In the case of the Italian Assistance to Agrarian Reform Community Development Support Program (IAARCDSP), which is funded by a P1.57 billion loan from Italy, COA noted that DAR has not yet accomplished anything 11 months into the project, despite the release of P20.7 million initially in 2013, Ridon said.

COA also noted the slow accomplishment rate for the Mindanao Sustainable Agrarian and Agriculture Development Project (MINSAAD), which posted only a 12.46 accomplishment rate.

“COA also noted the irregular and unauthorized use of P6.254 million from the project fund. MINSAAD is primarily funded by a loan from JICA,” Ridon said.

Ridon also chided Reyes for brazenly defying COA’s audit recommendations, with COA reporting that the agency did not fully implement any of its 17 audit recommendations in year 2012, while partially implementing only 12 recommendations, and ignoring five other recommendations.

“It appears that not even COA can restrain DAR from its unscrupulous use of public funds. Is this the tuwid na daan [straight path] the President is touting?” Ridon asked.

“Despite the adverse findings in COA’s 2013 audit report on DAR, especially with regard to use of funds for foreign-assisted projects, the agency is again asking for authority to use P1.6 billion more funds, mostly sourced from foreign loans, for 2016,” Ridon said.

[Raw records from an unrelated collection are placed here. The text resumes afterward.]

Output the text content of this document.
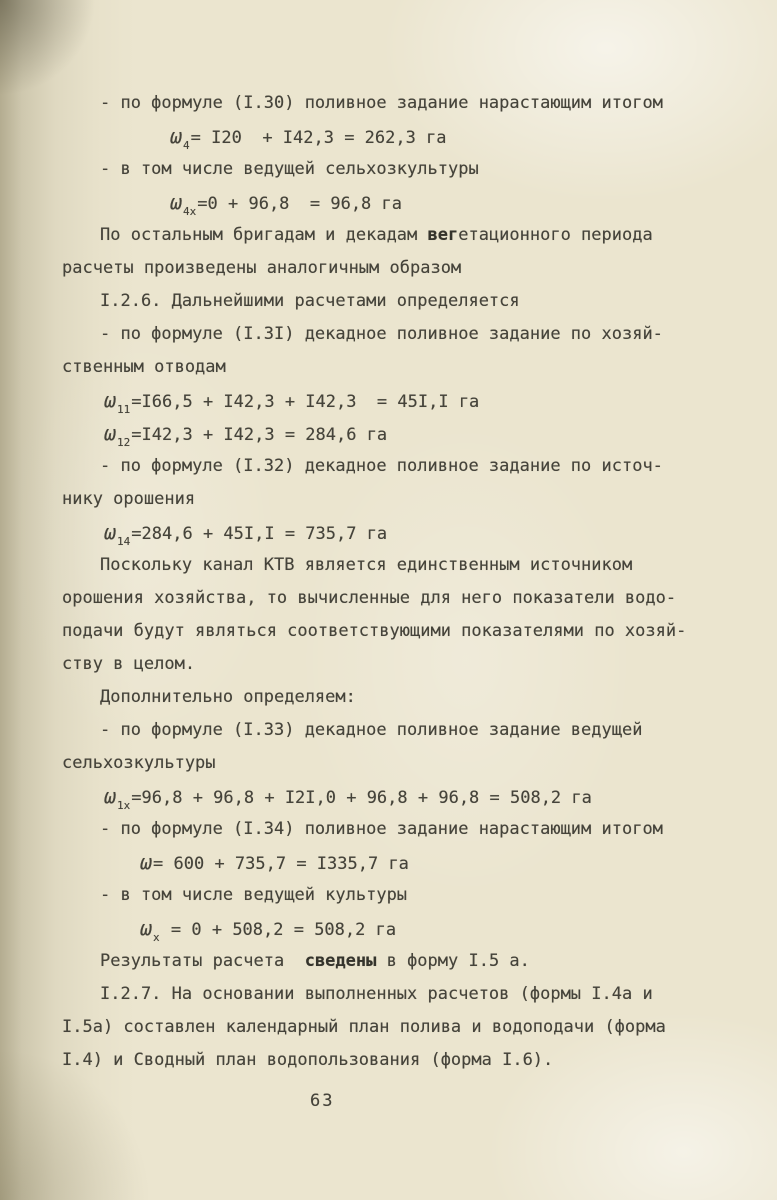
- по формуле (I.30) поливное задание нарастающим итогом
$\omega_4= I20 + I42,3 = 262,3$ га
- в том числе ведущей сельхозкультуры
$\omega_{4х}=0 + 96,8 = 96,8$ га
По остальным бригадам и декадам вегетационного периода
расчеты произведены аналогичным образом
I.2.6. Дальнейшими расчетами определяется
- по формуле (I.3I) декадное поливное задание по хозяй-
ственным отводам
$\omega_{11}=I66,5 + I42,3 + I42,3 = 45I,I$ га
$\omega_{12}=I42,3 + I42,3 = 284,6$ га
- по формуле (I.32) декадное поливное задание по источ-
нику орошения
$\omega_{14}=284,6 + 45I,I = 735,7$ га
Поскольку канал КТВ является единственным источником
орошения хозяйства, то вычисленные для него показатели водо-
подачи будут являться соответствующими показателями по хозяй-
ству в целом.
Дополнительно определяем:
- по формуле (I.33) декадное поливное задание ведущей
сельхозкультуры
$\omega_{1х}=96,8 + 96,8 + I2I,0 + 96,8 + 96,8 = 508,2$ га
- по формуле (I.34) поливное задание нарастающим итогом
ω= 600 + 735,7 = I335,7 га
- в том числе ведущей культуры
$\omega_х = 0 + 508,2 = 508,2$ га
Результаты расчета  сведены в форму I.5 а.
I.2.7. На основании выполненных расчетов (формы I.4а и
I.5а) составлен календарный план полива и водоподачи (форма
I.4) и Сводный план водопользования (форма I.6).
63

He said DAR is again asking for authority to use P365.9 million for IAARCDSP, of which P363.58 million is from loan proceeds; P821.8 million for MINSAAD, of which P667.29 million is from loan proceed; and P442.9 million for Convergence on Value Chain Enhancement for Rural Growth and Empowerment, of which P374 million is from loan proceeds.

“DAR should not be allowed to incur additional foreign loans if it has no actual capacity to absorb the funds, and in turn resulting to little to no benefit for farmers,” Ridon told the plenary.